You know historians have believed for a long time that it took over two years for the wisemen to find that baby?  That’s a long time to be searching for something.

If this is a hard time,and I’m sure it is – and you looove Christmas – get your candles out.  Get your light shining.  If you can’t find your candle, find a friend who has one and cozy up.  Be strong.  Be bright.  Be clear about what you’re hopeful for.  Have faith in yourself.  Have faith in life.

You are in the ‘wilder’ness to heal your relations and the work you are doing and the discoveries and realizations you are having now are what needs to happen for you to be able to sit down with your family at that big Christmas … to celebrate with your friends … FOR REAL … when your next big true Christmas comes.

You are on the wiseman’s walk.

You are following a star.

King Herod wanted to kill Jesus, hey?  They were all racing to find him.

What are you trying to save in your life?  What are you trying to protect?  To nurture?  To celebrate?  This is what’s gonna get you to the manger and this is what gets people to that big warm lovely Christmas dinner table.

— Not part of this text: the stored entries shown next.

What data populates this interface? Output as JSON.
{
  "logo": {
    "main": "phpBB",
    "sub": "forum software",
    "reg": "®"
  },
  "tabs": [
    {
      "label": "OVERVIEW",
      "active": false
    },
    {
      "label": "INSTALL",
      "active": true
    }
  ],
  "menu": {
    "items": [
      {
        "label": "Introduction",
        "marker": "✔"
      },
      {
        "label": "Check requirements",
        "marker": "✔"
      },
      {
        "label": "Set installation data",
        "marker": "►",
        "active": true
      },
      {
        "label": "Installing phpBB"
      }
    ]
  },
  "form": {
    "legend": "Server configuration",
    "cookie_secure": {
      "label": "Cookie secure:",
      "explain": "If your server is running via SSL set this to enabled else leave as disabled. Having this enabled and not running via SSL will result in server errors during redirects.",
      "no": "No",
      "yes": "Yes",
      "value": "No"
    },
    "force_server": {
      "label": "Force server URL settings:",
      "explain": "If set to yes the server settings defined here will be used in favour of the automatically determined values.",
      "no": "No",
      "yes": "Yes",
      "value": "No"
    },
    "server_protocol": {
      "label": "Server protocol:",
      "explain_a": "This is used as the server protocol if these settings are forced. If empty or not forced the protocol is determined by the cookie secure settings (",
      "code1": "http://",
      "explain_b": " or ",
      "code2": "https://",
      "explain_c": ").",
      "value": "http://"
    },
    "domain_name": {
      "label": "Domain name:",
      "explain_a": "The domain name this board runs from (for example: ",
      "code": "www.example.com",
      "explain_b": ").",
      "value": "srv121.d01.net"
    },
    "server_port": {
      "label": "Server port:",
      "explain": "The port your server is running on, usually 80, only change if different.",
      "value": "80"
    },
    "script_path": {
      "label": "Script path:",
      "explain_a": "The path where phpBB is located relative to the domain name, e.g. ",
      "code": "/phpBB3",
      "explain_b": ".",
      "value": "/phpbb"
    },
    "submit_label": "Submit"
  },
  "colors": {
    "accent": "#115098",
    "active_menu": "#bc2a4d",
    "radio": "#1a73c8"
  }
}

Listen to your dreams.  Listen to the angels.  Accept the manger when there’s no room left in the inn (that’s this place).  Keep following that star.

It might be hard to see, and it might be hard to accept, but what you’re doing here is the biggest, best Christmas present you can give.

 

– from Kim Sedore with love

Long Lake, Ontario

December 2, 2015.

Merry Christmas and Happy Holidays to everyone!